LONDON – The Methodist Church of Great Britain's annual Conference has approved a report warning that Israel's continued occupation of Palestinian territories is the "key hindrance" to security and lasting peace in the region.
The report acknowledges the right of Israel to exist and that the occupation is causing "great suffering" to both Israelis and Palestinians, but expresses particular concern over the "humiliation" and "weakened" morale of Palestinians as a result of checkpoints and restrictions on their freedom.
"The intricate, pervasive system of checkpoints and barriers which dominate the lives of the majority of Palestinians means that they have little or no control over the essential transactions of everyday life," it states.
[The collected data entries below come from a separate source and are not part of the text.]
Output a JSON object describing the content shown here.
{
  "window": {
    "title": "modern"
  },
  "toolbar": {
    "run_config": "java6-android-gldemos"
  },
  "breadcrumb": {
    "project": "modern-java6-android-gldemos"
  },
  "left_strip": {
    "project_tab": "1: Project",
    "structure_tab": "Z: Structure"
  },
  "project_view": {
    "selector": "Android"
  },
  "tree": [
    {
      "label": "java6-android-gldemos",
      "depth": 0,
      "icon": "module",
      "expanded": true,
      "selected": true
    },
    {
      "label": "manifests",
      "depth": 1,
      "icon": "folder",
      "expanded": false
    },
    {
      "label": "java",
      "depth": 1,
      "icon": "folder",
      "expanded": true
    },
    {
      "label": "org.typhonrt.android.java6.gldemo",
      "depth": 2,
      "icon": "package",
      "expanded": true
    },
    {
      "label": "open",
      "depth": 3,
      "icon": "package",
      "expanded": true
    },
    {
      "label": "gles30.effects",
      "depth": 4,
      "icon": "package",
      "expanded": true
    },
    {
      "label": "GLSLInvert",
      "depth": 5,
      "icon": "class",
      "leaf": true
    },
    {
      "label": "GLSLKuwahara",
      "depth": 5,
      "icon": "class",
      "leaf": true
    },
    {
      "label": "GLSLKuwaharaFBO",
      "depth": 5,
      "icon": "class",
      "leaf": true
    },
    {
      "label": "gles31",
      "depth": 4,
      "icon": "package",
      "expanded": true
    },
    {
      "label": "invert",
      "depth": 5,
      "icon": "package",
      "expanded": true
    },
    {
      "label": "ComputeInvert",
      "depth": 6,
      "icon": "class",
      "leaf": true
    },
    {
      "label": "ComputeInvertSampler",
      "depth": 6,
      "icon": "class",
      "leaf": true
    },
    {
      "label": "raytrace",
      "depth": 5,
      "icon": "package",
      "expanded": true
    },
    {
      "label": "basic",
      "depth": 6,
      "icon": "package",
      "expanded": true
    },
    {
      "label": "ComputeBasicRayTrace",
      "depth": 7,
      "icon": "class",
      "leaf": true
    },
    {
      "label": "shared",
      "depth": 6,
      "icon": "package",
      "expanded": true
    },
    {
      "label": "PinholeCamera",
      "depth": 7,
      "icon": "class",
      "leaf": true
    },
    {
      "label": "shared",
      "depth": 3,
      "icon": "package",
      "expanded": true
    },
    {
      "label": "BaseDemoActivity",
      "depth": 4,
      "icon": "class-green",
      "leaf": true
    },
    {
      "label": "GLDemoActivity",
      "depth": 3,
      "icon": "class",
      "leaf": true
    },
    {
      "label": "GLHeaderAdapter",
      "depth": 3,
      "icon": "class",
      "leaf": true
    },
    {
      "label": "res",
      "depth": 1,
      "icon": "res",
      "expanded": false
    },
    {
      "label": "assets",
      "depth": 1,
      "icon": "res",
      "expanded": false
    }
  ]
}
The report goes on to stress the illegality under international law of the construction of Israeli settlements on Palestinian territory.
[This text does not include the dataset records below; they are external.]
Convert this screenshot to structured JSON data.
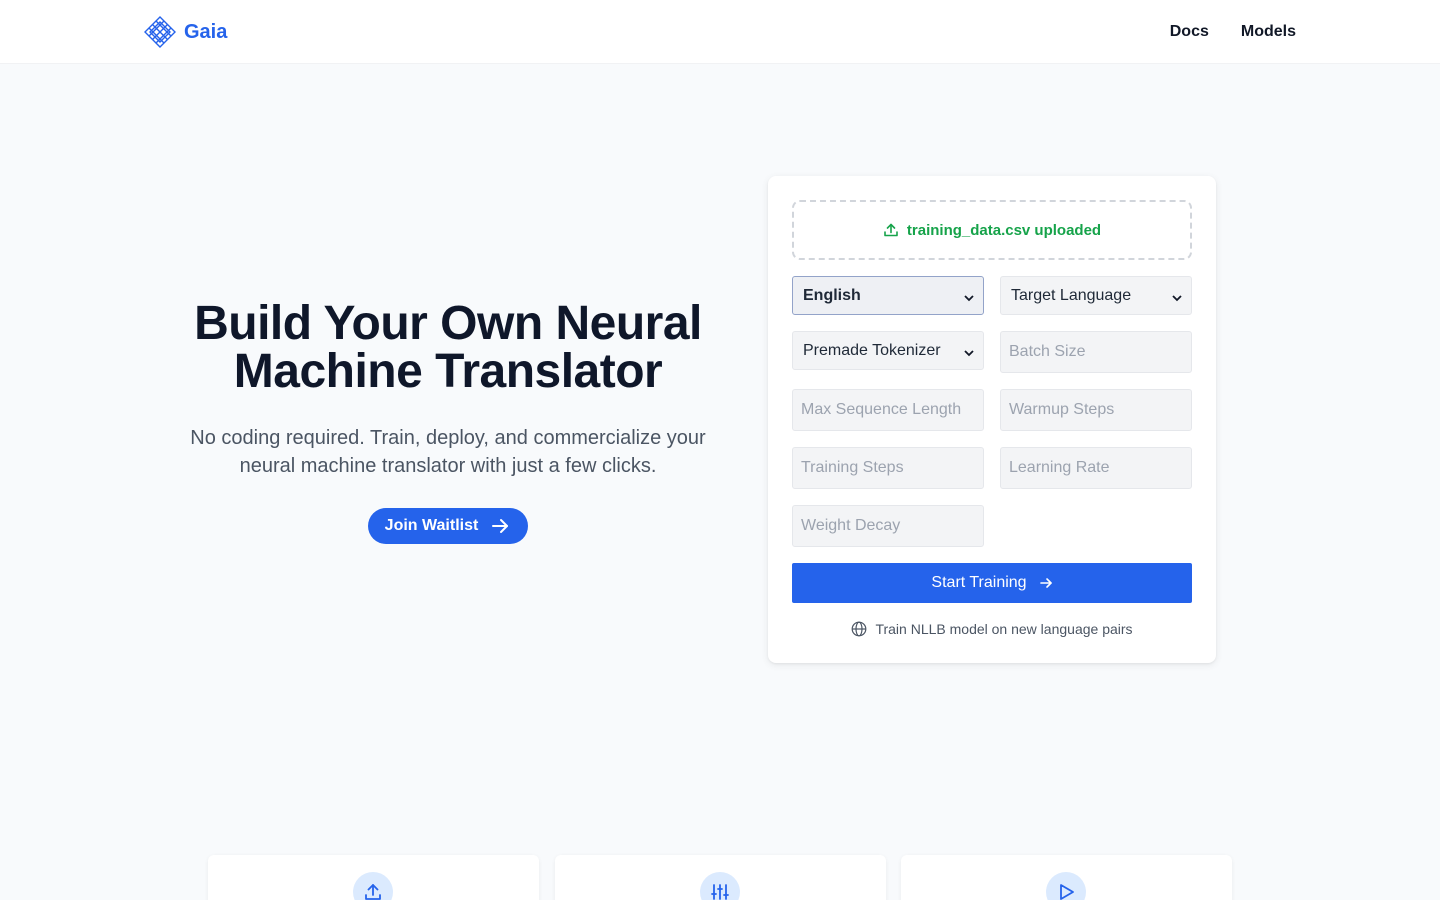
{
  "header": {
    "brand": "Gaia",
    "logo_icon": "diamond-grid-icon",
    "nav": [
      "Docs",
      "Models"
    ]
  },
  "hero": {
    "title_line1": "Build Your Own Neural",
    "title_line2": "Machine Translator",
    "subtitle_line1": "No coding required. Train, deploy, and commercialize your",
    "subtitle_line2": "neural machine translator with just a few clicks.",
    "cta_label": "Join Waitlist",
    "cta_icon": "arrow-right-icon"
  },
  "form": {
    "upload_status": "training_data.csv uploaded",
    "upload_icon": "upload-icon",
    "source_language": "English",
    "target_language": "Target Language",
    "tokenizer": "Premade Tokenizer",
    "placeholders": {
      "batch_size": "Batch Size",
      "max_sequence_length": "Max Sequence Length",
      "warmup_steps": "Warmup Steps",
      "training_steps": "Training Steps",
      "learning_rate": "Learning Rate",
      "weight_decay": "Weight Decay"
    },
    "submit_label": "Start Training",
    "note": "Train NLLB model on new language pairs",
    "note_icon": "globe-icon"
  },
  "features": [
    {
      "icon": "upload-icon"
    },
    {
      "icon": "sliders-icon"
    },
    {
      "icon": "play-icon"
    }
  ],
  "colors": {
    "accent": "#2563eb",
    "success": "#16a34a",
    "background": "#f8fafc"
  }
}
"Their existence and growth constitutes a major obstacle to a just and sustainable peace in the region," it states.
The report raises concern over the plight of the Christian population on both sides of the divide, and affirms the need for a "deepening relationship" between them and British Methodists.
It commits the church to continue engaging in a "robust analysis" of the theological issues surrounding the conflict, including Zionism, and to helping members and wider society become better informed about the complex factors playing into the conflict.
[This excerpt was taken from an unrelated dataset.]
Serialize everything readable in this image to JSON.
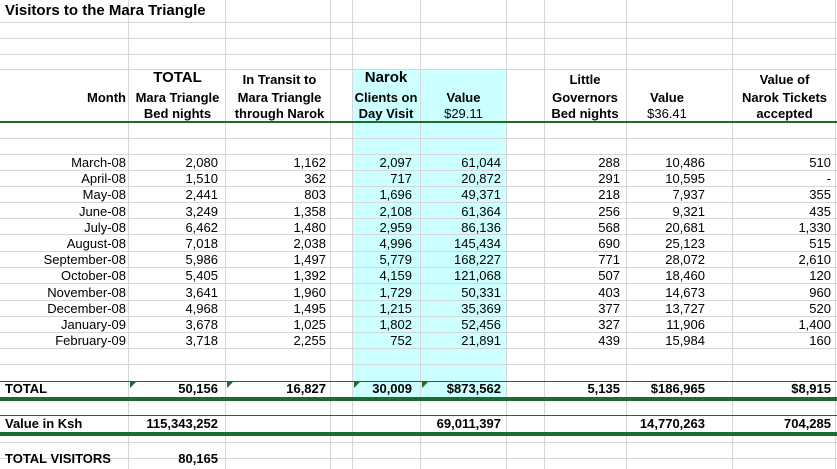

Responding to "serious concerns" raised by the Jewish community, the Rev. Graham Carter, chair of the working group that compiled the report, insisted that it did not represent a "one-sided picture," noting its call to Palestinian armed groups to respect humanitarian laws by renouncing attacks on civilians.
"We hope that the stories of occupation and the separation wall will enable people to understand more the conditions under which Palestinians live but we also acknowledge the fear and threat that many Israelis feel," he said.
He also refuted any suggestion that the report was anti-Semitic.
"There is no hint of anti-Semitism in what we have said. We are between a rock and a hard place and sometimes we need to be equivocal about what we feel and sometimes we need to be a bit more 'Pauline' and now is the time we have to make a clear stand," he said.
The report will be sent out to local churches, circuits and districts for reflection. They are being encouraged to pray regularly for the lasting peace between the two sides.
Other recommendations urge Methodists to write to their MPs voicing their opposition to the occupation, to visit the region, and to engage in respectful dialogue with interfaith colleagues.
"I hope we can continue that dialogue," Carter added. "I want the Methodist Church to continue to hold out the hand of friendship and I hope it will not be refused."